Mampita Iorenana : Du village au livre
11 octobre 2025 // Littérature // 3337 vues // Nc : 189

À 22 ans, Mampita Iorenana publie « Imady : Ny fitiavana sy ny tantara », un livre qui rassemble toutes les particularités de la commune d’Imady, dans l’Amoron’i Mania. Ramady, symbole de force et de résistance à la couverture, est un modèle sur lequel l’auteur s’appuie pour son premier ouvrage en solo en 2025.

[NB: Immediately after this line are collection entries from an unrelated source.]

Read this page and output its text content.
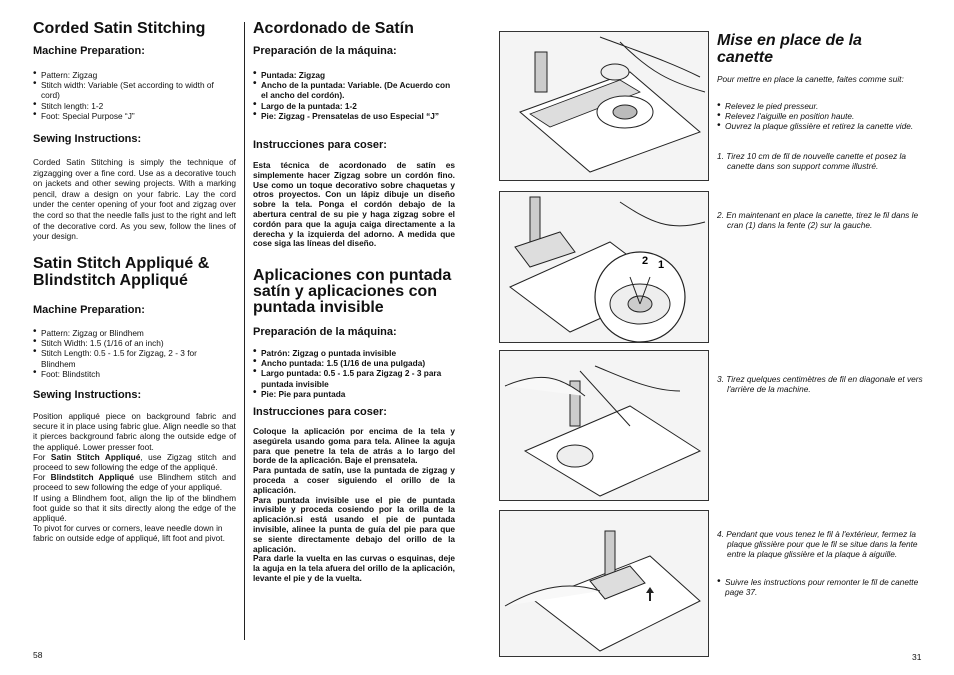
Corded Satin Stitching
Machine Preparation:
• Pattern: Zigzag
• Stitch width: Variable (Set according to width of cord)
• Stitch length: 1-2
• Foot: Special Purpose “J”
Sewing Instructions:

Corded Satin Stitching is simply the technique of zigzagging over a fine cord. Use as a decorative touch on jackets and other sewing projects. With a marking pencil, draw a design on your fabric. Lay the cord under the center opening of your foot and zigzag over the cord so that the needle falls just to the right and left of the decorative cord. As you sew, follow the lines of your design.

Satin Stitch Appliqué & Blindstitch Appliqué
Machine Preparation:
• Pattern: Zigzag or Blindhem
• Stitch Width: 1.5 (1/16 of an inch)
• Stitch Length: 0.5 - 1.5 for Zigzag, 2 - 3 for Blindhem
• Foot: Blindstitch
Sewing Instructions:

Position appliqué piece on background fabric and secure it in place using fabric glue. Align needle so that it pierces background fabric along the outside edge of the appliqué. Lower presser foot.

For Satin Stitch Appliqué, use Zigzag stitch and proceed to sew following the edge of the appliqué.

For Blindstitch Appliqué use Blindhem stitch and proceed to sew following the edge of your appliqué.

If using a Blindhem foot, align the lip of the blindhem foot guide so that it sits directly along the edge of the appliqué.

To pivot for curves or corners, leave needle down in fabric on outside edge of appliqué, lift foot and pivot.

58
Acordonado de Satín
Preparación de la máquina:
• Puntada: Zigzag
• Ancho de la puntada: Variable. (De Acuerdo con el ancho del cordón).
• Largo de la puntada: 1-2
• Pie: Zigzag - Prensatelas de uso Especial “J”
Instrucciones para coser:

Esta técnica de acordonado de satín es simplemente hacer Zigzag sobre un cordón fino. Use como un toque decorativo sobre chaquetas y otros proyectos. Con un lápiz dibuje un diseño sobre la tela. Ponga el cordón debajo de la abertura central de su pie y haga zigzag sobre el cordón para que la aguja caiga directamente a la derecha y la izquierda del adorno. A medida que cose siga las líneas del diseño.

Aplicaciones con puntada satín y aplicaciones con puntada invisible
Preparación de la máquina:
• Patrón: Zigzag o puntada invisible
• Ancho puntada: 1.5 (1/16 de una pulgada)
• Largo puntada: 0.5 - 1.5 para Zigzag 2 - 3 para puntada invisible
• Pie: Pie para puntada
Instrucciones para coser:

Coloque la aplicación por encima de la tela y asegúrela usando goma para tela. Alinee la aguja para que penetre la tela de atrás a lo largo del borde de la aplicación. Baje el prensatela.

Para puntada de satín, use la puntada de zigzag y proceda a coser siguiendo el orillo de la aplicación.

Para puntada invisible use el pie de puntada invisible y proceda cosiendo por la orilla de la aplicación.si está usando el pie de puntada invisible, alinee la punta de guía del pie para que se siente directamente debajo del orillo de la aplicación.

Para darle la vuelta en las curvas o esquinas, deje la aguja en la tela afuera del orillo de la aplicación, levante el pie y de la vuelta.

2 1
Mise en place de la canette

Pour mettre en place la canette, faites comme suit:

• Relevez le pied presseur.
• Relevez l'aiguille en position haute.
• Ouvrez la plaque glissière et retirez la canette vide.

1. Tirez 10 cm de fil de nouvelle canette et posez la canette dans son support comme illustré.

2. En maintenant en place la canette, tirez le fil dans le cran (1) dans la fente (2) sur la gauche.

3. Tirez quelques centimètres de fil en diagonale et vers l'arrière de la machine.

4. Pendant que vous tenez le fil à l'extérieur, fermez la plaque glissière pour que le fil se situe dans la fente entre la plaque glissière et la plaque à aiguille.

• Suivre les instructions pour remonter le fil de canette page 37.
31
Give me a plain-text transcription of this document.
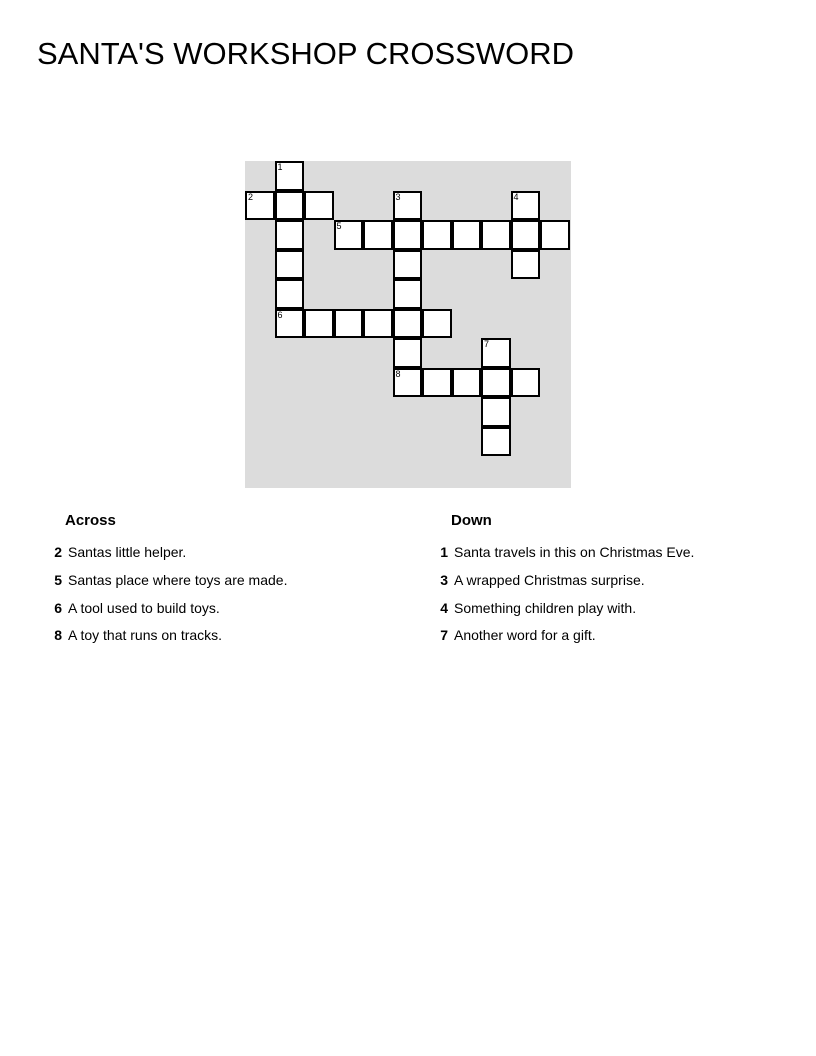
SANTA'S WORKSHOP CROSSWORD
1
2	3	4
5
6
7
8
Across
2 Santas little helper.
5 Santas place where toys are made.
6 A tool used to build toys.
8 A toy that runs on tracks.
Down
1 Santa travels in this on Christmas Eve.
3 A wrapped Christmas surprise.
4 Something children play with.
7 Another word for a gift.
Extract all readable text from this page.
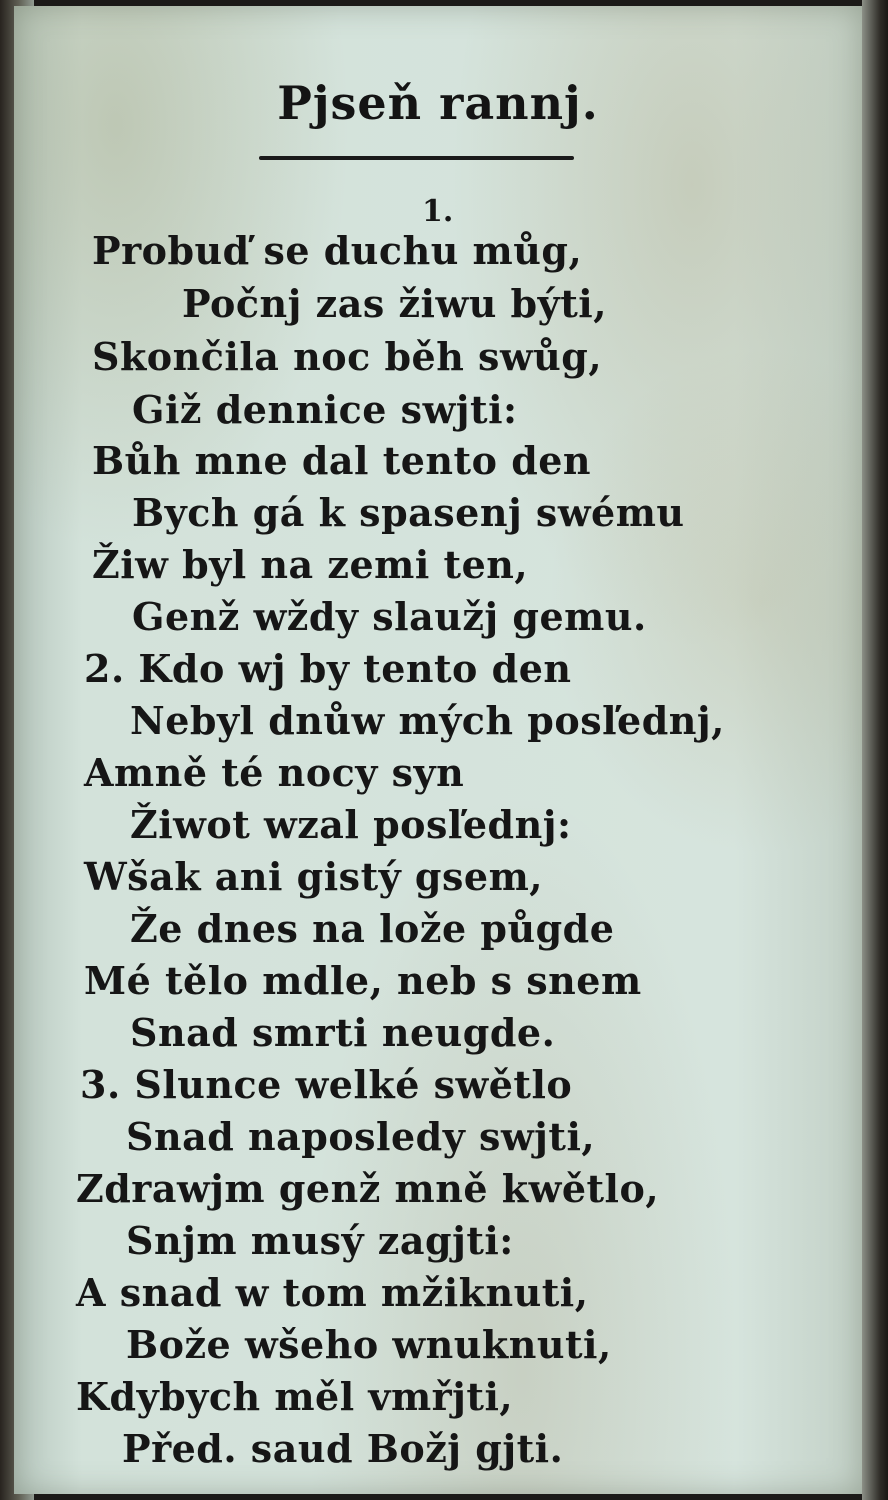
Pjseň rannj.
1.
Probuď se duchu můg,
Počnj zas žiwu býti,
Skončila noc běh swůg,
Giž dennice swjti:
Bůh mne dal tento den
Bych gá k spasenj swému
Žiw byl na zemi ten,
Genž wždy slaužj gemu.
2. Kdo wj by tento den
Nebyl dnůw mých posľednj,
Amně té nocy syn
Žiwot wzal posľednj:
Wšak ani gistý gsem,
Že dnes na lože půgde
Mé tělo mdle, neb s snem
Snad smrti neugde.
3. Slunce welké swětlo
Snad naposledy swjti,
Zdrawjm genž mně kwětlo,
Snjm musý zagjti:
A snad w tom mžiknuti,
Bože wšeho wnuknuti,
Kdybych měl vmřjti,
Před. saud Božj gjti.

On n’oublie jamais vraiment son histoire. « C’est vu partout sur Facebook que les natifs d’Imady ont beaucoup d’argent, mais ce n’est pas vrai ! On essaie, et c’est pour cela que j’ai pris l’initiative de travailler », lance Mampita Iorenana, auteur de ce livre qui raconte l’histoire de Ramady. Ce personnage central est connu pour avoir creusé, d’un coup de pierre et de corde, un chemin d’eau — un acte perçu par les villageois comme une trahison, car la communauté devait le faire ensemble. Ramady n’était pas seulement force : il incarnait aussi l’initiative, l’acharnement et servait de modèle. Cette histoire, réinterprétée par Mampita Iorenana, introduit une série de faits mis en récit dans un storytelling haletant. Parfois, la plume de l’auteur donne l’impression de lire un roman, mais Imady : Ny fitiavana sy ny tantara n’en est pas un. Ou du moins, pas entièrement.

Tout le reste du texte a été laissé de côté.